Happymon JacobはIndia’s Worldに寄稿し、インドのグランドストラテジーの「脱アメリカ化」を主張する。インドは世界秩序を解釈するために「ワシントンの眼を借りる」のをやめるべきだとする。彼の批判は二つの「心地よい幻想」を対象とする。米国が積極的にインドの台頭を促進するという期待と、経済的成功にもかかわらず米国の政策形成に影響力を欠くインド人ディアスポラへの過度の依存である。

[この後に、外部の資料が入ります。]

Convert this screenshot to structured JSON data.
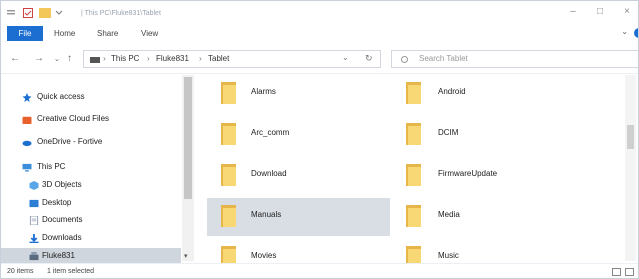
{
  "titlebar": {
    "path": "| This PC\\Fluke831\\Tablet"
  },
  "ribbon": {
    "tabs": [
      "File",
      "Home",
      "Share",
      "View"
    ]
  },
  "address": {
    "crumbs": [
      "This PC",
      "Fluke831",
      "Tablet"
    ],
    "search_placeholder": "Search Tablet"
  },
  "nav": {
    "items": [
      {
        "label": "Quick access",
        "icon": "pin-icon",
        "color": "#1c6fd1"
      },
      {
        "label": "Creative Cloud Files",
        "icon": "creative-cloud-icon",
        "color": "#e8612c"
      },
      {
        "label": "OneDrive - Fortive",
        "icon": "cloud-icon",
        "color": "#1c6fd1"
      },
      {
        "label": "This PC",
        "icon": "computer-icon",
        "color": "#3a8fd8"
      },
      {
        "label": "3D Objects",
        "icon": "cube-icon",
        "color": "#5aa7e8"
      },
      {
        "label": "Desktop",
        "icon": "desktop-icon",
        "color": "#2a7fd4"
      },
      {
        "label": "Documents",
        "icon": "document-icon",
        "color": "#8a9bb0"
      },
      {
        "label": "Downloads",
        "icon": "download-icon",
        "color": "#1c6fd1"
      },
      {
        "label": "Fluke831",
        "icon": "device-icon",
        "color": "#5a6b80"
      }
    ]
  },
  "folders": {
    "col1": [
      "Alarms",
      "Arc_comm",
      "Download",
      "Manuals",
      "Movies"
    ],
    "col2": [
      "Android",
      "DCIM",
      "FirmwareUpdate",
      "Media",
      "Music"
    ]
  },
  "status": {
    "count": "20 items",
    "selection": "1 item selected"
  }
}
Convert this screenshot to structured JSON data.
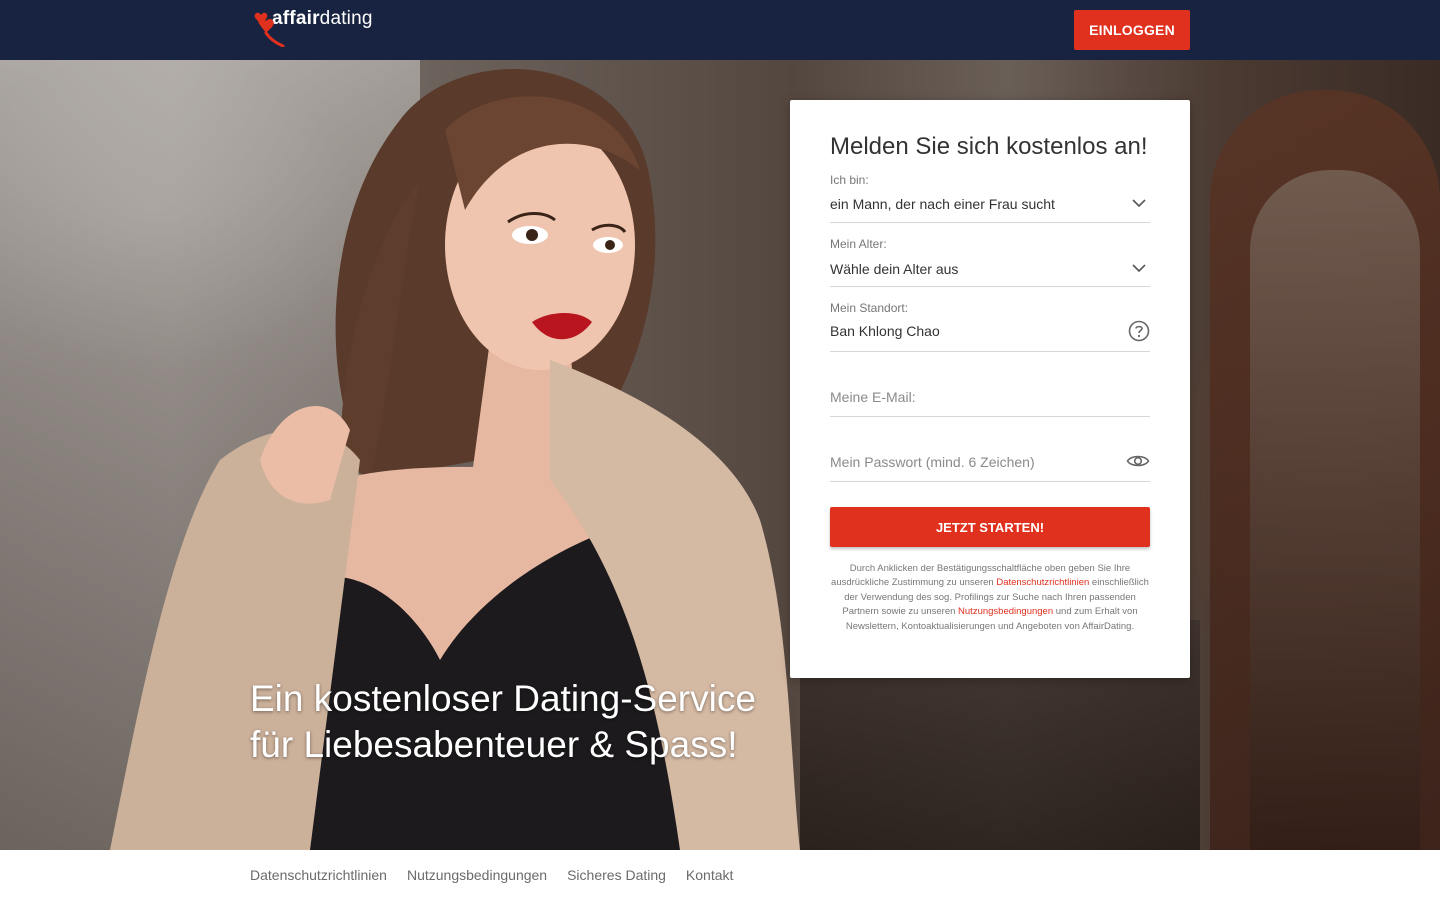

「自らの能力を高めることに集中せよ」とJacobは主張する。「米国への依存なく道を切り開け。」

C. Raja MohanはForeign Policyに寄稿し、反対の見解を示す。彼は米国の雇用と技術への容易なアクセスに関するインドエリートの特権意識を批判する。現在の摩擦は乖離ではなく、より深い関与の兆候だと論じる。戦略目標は共有されたままである。インド太平洋を覇権から解放することだ。「落ち着け、針路を維持せよ、嵐を乗り切れ」と助言する。

インドは既に調整している

知識人が議論する間、政府は静かに再配置を進めている。

インドは西アジアでイスラエル・UAEとの連携を強化し、従来の非同盟姿勢から離れつつある。関係改善のため中国に接近した。ロシア・インド・中国のメカニズムを活性化している。MAHASAGARの枠組みのもと、日本、インドネシア、オーストラリアとの関係を深化させている。注目すべきは、米国を中心に据えていない点である。

「変化はグランドストラテジーの転換と呼ぶほど劇的でも深遠でもない」とKhanは記す。「しかし単なる継続の維持でもない。」

ニューデリーの公式対応は慎重だ。ある分析者は「守備的なバッティング」と表現し、トランプの予測不可能性に対応しつつ敵対的姿勢は取らない。しかし広範な戦略コミュニティは怒っており、メディアと野党はトランプの「背信」とモディの沈黙の両方を批判している。

デリーがまだ答えられない問いは、米印関係が困難な時期を通過しているのか、根本的変容を遂げているのかである。答えはデリーよりもワシントンに依存する。トランプの米国がインドにパートナーを求めているのか、単なる従属国を求めているのかにかかっている。